Zastrzegam jednak, że informacje jakie tutaj podałem mają charakter wyłącznie poglądowy i jeżeli będziesz działał wg. przedstawionego schematu to nie biorę odpowiedzialności za ew. nieprzewidziane zdarzenia.
Działasz na własną odpowiedzialność.



Jeżeli jednak nie jesteś przekonany o swoich możliwościach, to jedź do gaziarza. Zapłacisz złodziejom ale będziesz miał spokojną głowę i ...teoretycznie gwarancję.





PS:
te fotki to jakoś h... wkleiłeś - nic nie widać
  
 
Cytat:
2010-12-28 16:14:38, nawigator5 pisze:
PS: te fotki to jakoś h... wkleiłeś - nic nie widać





Widać

  
 
Miałem wątpliwą przyjemność walczyć z tym zaworem i skończyło się na jego opróżnieniu (zacinał się). Po zakręceniu zaworu odpal kilka razy auto na gazie tak, aby ciśnienie w przewodzie spadło. Następnie bez problemu zawór można odkręcić. Może zostać tam niewielkie ciśnienie, które nie jest groźne.
  
 
Cytat:
2010-12-28 14:58:48, Cwikus pisze:
ma dwie śrubki, jedną na każdej stronie dojścia do butli. czy elektrozawór to ten element z kabelkami i da się go ściągnąć bez potrzeby spuszczania gazu z butli? jeśli tak to co odkręcić, żeby sobie w twarz hiroszimy nie zrobić?


To czarne takie z kabelkami to sam elektromagnes. Możesz spokojnie odpiąć konektory, odkręcić śrubę (już widzę że to na klucz "8") i zdjąć elektromagnes. Wielozawór przykręcony jest do kołnierza zbiornika na 6 śrub imbusowych "5".
Ale iglica jest schowana wewnątrz "wielozaworu" i ....nie wydaje mi się, żeby dało się ją wyjąć bez demontażu całego "wielozaworu" ze zbiornika (...).

Ja na Twoim miejscu poszukałbym tańszego złodzieja i miał spokojną głowę.

Będziesz dłubał we własnym zakresie "w strachu" ...pójdzie Tobie jakaś uszczelka (starych się nie zakłada) i nic więcej nie zrobisz. Zmontujesz - nie sprawdzisz dobrze czy cieknie ...znów w strachu itd...

Czasami nie warto kruszyć kopii o 100 zł - a zawsze w razie "W" można jakiegoś h.... pozwać że to jego wina
  
 
Kolego nawigaor5 nie jestem pewien, ale czy po zdjęciu cewki elektrozaworu nie będzie można odkręcić samego jego korpusu bez demontażu wielozaworu, którego uszczelnia miedziana podkładka?
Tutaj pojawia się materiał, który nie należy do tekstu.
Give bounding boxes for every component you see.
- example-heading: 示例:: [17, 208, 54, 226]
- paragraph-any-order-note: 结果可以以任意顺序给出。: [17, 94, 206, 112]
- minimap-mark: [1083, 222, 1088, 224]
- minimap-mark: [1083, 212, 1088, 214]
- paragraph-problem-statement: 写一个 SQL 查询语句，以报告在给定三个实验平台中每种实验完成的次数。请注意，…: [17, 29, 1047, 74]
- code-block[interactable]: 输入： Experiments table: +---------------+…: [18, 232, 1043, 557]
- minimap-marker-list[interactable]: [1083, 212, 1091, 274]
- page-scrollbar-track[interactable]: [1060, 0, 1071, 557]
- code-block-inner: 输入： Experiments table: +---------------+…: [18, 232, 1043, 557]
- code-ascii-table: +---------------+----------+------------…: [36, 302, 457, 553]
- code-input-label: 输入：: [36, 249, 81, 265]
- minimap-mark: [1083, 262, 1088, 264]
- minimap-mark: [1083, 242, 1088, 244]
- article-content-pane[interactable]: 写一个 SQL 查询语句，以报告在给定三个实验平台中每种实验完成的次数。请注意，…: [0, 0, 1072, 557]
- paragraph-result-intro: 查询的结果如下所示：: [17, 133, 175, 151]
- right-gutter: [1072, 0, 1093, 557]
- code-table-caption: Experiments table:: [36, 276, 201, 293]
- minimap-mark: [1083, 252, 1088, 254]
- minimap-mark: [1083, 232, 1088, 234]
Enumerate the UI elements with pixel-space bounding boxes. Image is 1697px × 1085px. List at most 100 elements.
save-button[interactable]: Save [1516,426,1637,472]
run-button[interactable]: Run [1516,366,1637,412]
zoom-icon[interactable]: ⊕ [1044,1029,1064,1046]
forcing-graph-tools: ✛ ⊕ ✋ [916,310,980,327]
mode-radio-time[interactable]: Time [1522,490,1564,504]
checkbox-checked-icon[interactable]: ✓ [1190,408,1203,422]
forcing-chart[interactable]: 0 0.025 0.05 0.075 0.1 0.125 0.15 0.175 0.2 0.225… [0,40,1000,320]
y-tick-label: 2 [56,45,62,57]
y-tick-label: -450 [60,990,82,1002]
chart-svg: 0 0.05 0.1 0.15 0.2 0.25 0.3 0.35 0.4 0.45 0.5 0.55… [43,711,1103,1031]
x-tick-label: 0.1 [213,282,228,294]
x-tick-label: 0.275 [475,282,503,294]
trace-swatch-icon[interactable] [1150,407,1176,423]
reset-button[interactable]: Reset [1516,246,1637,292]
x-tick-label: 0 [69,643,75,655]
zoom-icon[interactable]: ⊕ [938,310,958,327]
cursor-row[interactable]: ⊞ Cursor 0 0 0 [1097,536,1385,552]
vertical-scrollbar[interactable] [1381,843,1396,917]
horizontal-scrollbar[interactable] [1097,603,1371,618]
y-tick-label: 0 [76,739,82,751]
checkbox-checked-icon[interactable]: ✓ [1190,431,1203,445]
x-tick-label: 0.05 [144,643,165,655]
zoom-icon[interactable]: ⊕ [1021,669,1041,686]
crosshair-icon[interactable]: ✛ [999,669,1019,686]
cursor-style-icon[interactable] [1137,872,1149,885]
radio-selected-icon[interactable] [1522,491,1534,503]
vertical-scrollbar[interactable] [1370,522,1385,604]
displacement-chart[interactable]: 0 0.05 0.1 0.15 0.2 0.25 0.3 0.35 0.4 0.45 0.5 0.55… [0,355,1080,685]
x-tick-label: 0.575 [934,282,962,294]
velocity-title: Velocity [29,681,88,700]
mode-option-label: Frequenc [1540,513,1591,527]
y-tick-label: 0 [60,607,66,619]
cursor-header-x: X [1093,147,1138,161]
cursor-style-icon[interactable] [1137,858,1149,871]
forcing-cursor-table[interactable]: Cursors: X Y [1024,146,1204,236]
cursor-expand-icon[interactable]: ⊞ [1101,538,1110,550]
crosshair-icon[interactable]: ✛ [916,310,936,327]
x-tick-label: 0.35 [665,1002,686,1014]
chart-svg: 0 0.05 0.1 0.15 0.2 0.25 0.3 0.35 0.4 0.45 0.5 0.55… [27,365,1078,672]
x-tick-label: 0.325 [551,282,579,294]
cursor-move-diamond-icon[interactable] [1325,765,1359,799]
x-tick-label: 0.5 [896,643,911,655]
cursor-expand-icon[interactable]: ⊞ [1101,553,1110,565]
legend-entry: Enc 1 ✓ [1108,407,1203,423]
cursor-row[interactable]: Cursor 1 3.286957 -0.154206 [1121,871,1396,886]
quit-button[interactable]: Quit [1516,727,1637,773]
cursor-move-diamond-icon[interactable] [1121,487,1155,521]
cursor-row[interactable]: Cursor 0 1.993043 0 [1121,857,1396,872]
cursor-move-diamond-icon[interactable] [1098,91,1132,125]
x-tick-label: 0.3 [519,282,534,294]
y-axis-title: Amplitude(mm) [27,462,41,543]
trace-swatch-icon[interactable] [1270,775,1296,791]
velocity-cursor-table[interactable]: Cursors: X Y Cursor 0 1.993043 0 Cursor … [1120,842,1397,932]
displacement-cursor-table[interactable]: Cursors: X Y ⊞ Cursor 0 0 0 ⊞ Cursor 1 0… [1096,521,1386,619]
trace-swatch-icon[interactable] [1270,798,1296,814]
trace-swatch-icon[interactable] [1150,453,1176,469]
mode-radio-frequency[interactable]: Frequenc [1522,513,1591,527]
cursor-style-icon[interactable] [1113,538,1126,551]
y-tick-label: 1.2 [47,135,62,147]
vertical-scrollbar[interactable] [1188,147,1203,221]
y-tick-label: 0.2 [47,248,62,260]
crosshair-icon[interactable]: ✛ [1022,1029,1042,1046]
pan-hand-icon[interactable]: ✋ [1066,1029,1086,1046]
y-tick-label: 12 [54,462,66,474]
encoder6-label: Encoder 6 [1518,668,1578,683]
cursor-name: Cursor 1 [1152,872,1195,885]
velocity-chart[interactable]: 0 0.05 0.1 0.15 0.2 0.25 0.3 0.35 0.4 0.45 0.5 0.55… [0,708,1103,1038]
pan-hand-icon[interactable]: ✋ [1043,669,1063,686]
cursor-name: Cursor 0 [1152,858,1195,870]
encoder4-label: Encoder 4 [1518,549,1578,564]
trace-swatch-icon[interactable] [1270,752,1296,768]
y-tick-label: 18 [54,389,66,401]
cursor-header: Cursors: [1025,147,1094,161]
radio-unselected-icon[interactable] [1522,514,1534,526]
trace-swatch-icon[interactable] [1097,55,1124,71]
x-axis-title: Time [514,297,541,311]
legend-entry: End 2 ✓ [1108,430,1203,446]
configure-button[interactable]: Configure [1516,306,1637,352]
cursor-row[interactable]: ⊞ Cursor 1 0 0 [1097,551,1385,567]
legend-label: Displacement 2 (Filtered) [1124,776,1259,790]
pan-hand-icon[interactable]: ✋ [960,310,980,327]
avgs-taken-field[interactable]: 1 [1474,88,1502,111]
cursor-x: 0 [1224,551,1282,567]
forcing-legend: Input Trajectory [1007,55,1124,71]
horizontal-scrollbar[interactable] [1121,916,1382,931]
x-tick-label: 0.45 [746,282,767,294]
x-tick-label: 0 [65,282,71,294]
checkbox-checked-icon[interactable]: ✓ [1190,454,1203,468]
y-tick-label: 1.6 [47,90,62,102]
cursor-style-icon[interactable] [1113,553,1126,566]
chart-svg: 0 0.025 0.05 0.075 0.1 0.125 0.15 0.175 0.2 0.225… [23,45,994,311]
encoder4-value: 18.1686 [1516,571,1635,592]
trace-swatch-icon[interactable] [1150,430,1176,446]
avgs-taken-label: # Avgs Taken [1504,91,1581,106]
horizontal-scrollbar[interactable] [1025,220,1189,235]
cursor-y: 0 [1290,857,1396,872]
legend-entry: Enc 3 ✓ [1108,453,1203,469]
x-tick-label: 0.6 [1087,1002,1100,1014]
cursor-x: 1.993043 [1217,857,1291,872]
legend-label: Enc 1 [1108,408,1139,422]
Nie namawiam, ale sprawdzić warto, jeżeli coś będzie nie tak to zawsze można podjechać do złodzieja. Ja właśnie tak miałem montowany elektrozawór i bez problemu wyciągnąłem środek,
śmigałem tak bez problemów. Jednak miałem świadomość, że w razie wypadku zawór nie odetnie dopływu gazu do przedniej części samochodu.
  
 
No nie wykluczone że się da - ale bez zdjęcia cewki się nie dowiemy.

Tzn. tak:
Pasowanie iglicy wewnątrz korpusu ustalone jest z dokładnością ...iluś tam miejsc po przecinku.
Więc jeżeli nawet zdemontuje się korpus i wyciągnie iglicę to raczej są marne szanse na skuteczną naprawę bo to haczenie się i zacinanie wynika z degradacji współpracujących płaszczyzn i nic się z tym nie zrobi.
Pozostaje jedynie montaż nowego korpusu z zaworem iglicowym ale tego ...raczej w kieszeni się nie nosi
  
 
250 to chyba za cały wielozawór. Moim zdaniem nie opłaca się robić nic innego chyba że padła sama cewka. U mnie wielozawór tak się zaciął że nie wypuszczał gazu z butli. Co ciekawe gaziarze tak wymienili wielozawór, że w butli zostało jeszcze trochę gazu. Nie wiem dokładnie jak to działa, ale u mnie cewka elektrozaworu trzymała się tylko na zawleczce. Po wymianie wielozaworu najadłem się trochę strachu bo przy tankowaniu spod auta wyleciała chmura gazu. Zapomniało im się dokręcić jeden przewód.
P.S. Ja mam 3 elektrozawory: jeden na butli, drugi na filtrze, trzeci na reduktorze.